Cache Design Trade-offs

각각의 miss rate을 줄이기 위한 design change

capacity miss
- Increase cache size
- 단점: may increase access time
conflict miss
- Increase associativity
- 단점: may increase access time
compulsory miss
- Increase block size
- 단점: increases miss penalty.

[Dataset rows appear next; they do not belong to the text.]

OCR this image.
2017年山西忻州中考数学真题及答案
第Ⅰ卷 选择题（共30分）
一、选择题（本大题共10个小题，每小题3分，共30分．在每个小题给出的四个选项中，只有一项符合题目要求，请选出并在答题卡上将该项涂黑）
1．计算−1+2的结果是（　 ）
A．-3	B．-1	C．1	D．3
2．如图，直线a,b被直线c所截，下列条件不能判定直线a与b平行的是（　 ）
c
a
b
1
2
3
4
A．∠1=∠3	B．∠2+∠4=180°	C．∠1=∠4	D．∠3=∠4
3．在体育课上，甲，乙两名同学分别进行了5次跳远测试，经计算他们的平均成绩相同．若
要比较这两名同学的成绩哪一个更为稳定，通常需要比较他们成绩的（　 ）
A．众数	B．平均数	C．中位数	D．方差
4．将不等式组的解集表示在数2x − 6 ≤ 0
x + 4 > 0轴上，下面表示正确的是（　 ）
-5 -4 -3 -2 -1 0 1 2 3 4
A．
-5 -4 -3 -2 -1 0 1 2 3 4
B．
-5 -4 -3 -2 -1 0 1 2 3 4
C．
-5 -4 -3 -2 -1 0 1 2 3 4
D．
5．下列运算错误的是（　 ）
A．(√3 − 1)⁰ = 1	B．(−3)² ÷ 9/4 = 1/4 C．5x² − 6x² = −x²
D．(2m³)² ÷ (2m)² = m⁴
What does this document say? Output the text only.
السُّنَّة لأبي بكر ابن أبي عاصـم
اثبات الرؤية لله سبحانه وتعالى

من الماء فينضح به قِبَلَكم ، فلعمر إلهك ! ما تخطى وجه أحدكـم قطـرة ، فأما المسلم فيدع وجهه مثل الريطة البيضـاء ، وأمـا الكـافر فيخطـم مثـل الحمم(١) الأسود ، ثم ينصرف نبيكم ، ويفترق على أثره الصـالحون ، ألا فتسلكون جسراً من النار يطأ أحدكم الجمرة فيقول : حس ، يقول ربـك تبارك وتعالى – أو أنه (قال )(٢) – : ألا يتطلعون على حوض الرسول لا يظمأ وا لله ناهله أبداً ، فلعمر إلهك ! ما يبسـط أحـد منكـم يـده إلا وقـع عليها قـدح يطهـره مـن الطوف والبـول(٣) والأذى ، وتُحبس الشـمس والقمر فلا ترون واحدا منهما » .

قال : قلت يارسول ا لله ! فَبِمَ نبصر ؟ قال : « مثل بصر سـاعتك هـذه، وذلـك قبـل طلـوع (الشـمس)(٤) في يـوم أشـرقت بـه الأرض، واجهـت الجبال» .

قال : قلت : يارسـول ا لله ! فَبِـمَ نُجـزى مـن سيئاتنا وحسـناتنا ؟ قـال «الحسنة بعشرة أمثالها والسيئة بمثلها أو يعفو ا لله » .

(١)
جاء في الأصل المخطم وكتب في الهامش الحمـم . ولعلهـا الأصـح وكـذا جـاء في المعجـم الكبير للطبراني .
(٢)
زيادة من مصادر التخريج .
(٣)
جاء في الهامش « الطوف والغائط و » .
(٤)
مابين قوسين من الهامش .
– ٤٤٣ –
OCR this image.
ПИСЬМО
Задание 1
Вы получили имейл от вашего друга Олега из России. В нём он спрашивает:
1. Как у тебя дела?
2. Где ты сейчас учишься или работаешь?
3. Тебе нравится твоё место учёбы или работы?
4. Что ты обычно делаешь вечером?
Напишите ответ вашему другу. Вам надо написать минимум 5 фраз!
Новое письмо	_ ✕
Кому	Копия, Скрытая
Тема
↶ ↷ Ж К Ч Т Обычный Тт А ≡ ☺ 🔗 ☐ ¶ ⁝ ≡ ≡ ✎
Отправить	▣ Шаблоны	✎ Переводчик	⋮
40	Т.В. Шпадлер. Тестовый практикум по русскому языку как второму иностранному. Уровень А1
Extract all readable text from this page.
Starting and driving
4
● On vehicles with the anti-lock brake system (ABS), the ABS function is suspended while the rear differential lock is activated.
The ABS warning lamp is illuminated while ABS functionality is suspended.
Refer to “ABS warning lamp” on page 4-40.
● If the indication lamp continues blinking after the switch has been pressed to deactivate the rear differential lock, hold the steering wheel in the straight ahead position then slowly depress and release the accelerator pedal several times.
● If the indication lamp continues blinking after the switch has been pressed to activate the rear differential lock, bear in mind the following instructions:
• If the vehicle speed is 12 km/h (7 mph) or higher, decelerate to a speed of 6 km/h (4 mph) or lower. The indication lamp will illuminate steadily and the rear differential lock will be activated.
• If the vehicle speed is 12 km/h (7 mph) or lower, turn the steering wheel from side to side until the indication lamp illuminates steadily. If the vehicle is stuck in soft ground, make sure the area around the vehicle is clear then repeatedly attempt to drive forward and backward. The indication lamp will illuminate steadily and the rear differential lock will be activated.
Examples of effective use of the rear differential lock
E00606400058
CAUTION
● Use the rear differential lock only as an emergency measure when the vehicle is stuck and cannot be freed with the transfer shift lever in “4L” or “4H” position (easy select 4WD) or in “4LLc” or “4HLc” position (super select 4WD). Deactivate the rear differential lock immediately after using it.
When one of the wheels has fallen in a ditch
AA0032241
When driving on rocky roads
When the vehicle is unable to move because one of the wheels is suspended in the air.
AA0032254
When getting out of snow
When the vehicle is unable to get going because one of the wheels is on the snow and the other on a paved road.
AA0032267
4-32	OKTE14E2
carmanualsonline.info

For very large block size, may increase miss rate due to pollution

Multilevel Caches

여러 개의 cache를 두는데 CPU와 가까운 cache는 최대한 빨라야 함.
그치만 miss rate도 줄여야 하기 때문에 L2 cache를 두어서 memory까지 안 가도록 함.
Larger caches have lower miss rates, longer access times
Expand memory hierarchy to multiple levels of caches
Level 1 (Primary): attached to CPU
- small and fast (e.g. 16 KB, 1 cycle)
- CPU와 가까이 있기 때문에 빨라야 함
Level 2: services misses from L1 cache
- larger and slower, but still faster than mail memory (e.g. 256 KB, 2-6 cycles)
- memory까지 안가기 위해서 커야함
Most modern PCs have L1, L2, and L3 cache
(see Google.com for example CPUs)

Multilevel Cache Example(시험)

Given
- CPU base CPI = 1, clock rate = 4GHz
- Miss rate/instruction = 2%
- Main memory access time = 100ns
With just primary cache
- Miss penalty = 100ns/0.25ns = 400 cycles
- Effective CPI = 1 + 0.02 × 400 = 9
  - hit이면 CPI=1, miss이면 miss rate에 해당하는 CPI( 0.02 × 400)
- 9 clock에 하나씩 instruction이 들어오는 것이므로 굉장히 성능이 안 좋다.
Now add L-2 cache
- Access time = 5ns
- Global miss rate to main memory = 0.5%
- Primary miss with L-2 hit: Miss Penalty = 5ns/0.25ns = 20 cycles
- Primary miss with L-2 miss: Extra penalty = 400 cycles
- CPI = 1 + 0.02 × 20 + 0.005 × 400 = 3.4
Performance ratio = 9/3.4 = 2.6

Multilevel Cache Considerations

Primary cache
- Focus on minimal hit time
L-2 cache
- Focus on low miss rate to avoid main memory access
- Hit time has less overall impact
Results
- L-1 cache usually smaller than a single cache
- L-1 block size smaller than L-2 block size

Intel Pentium III Die

Memory Controller <-> DRAM

Software optimization

Assuming the arrays do not fit in the cache, exchanging nesting of the loops can improve spatial locality.
Data stored in row-major ordering (in C):

/* before */
for(j = 0; j < 100; j++)
    for(i = 0; i < 5000; i++)
        x[i][j] = 2 * x[i][j];

/* after */
for(i = 0; i < 5000; i++)
    for(j = 0; j < 100; j++)
        x[i][j] = 2 * x[i][j];

after와 같이 되어있어야 데이터가 저장되어 있는 순서대로 access하기 때문에 cache를 잘 사용하는 것

before 방식처럼 사용하게 되면 access를 세로로 하기 때문에 데이터 access를 계속 jump를 해 가면서 하기 때문에 locality를 완전히 무시하게 된다.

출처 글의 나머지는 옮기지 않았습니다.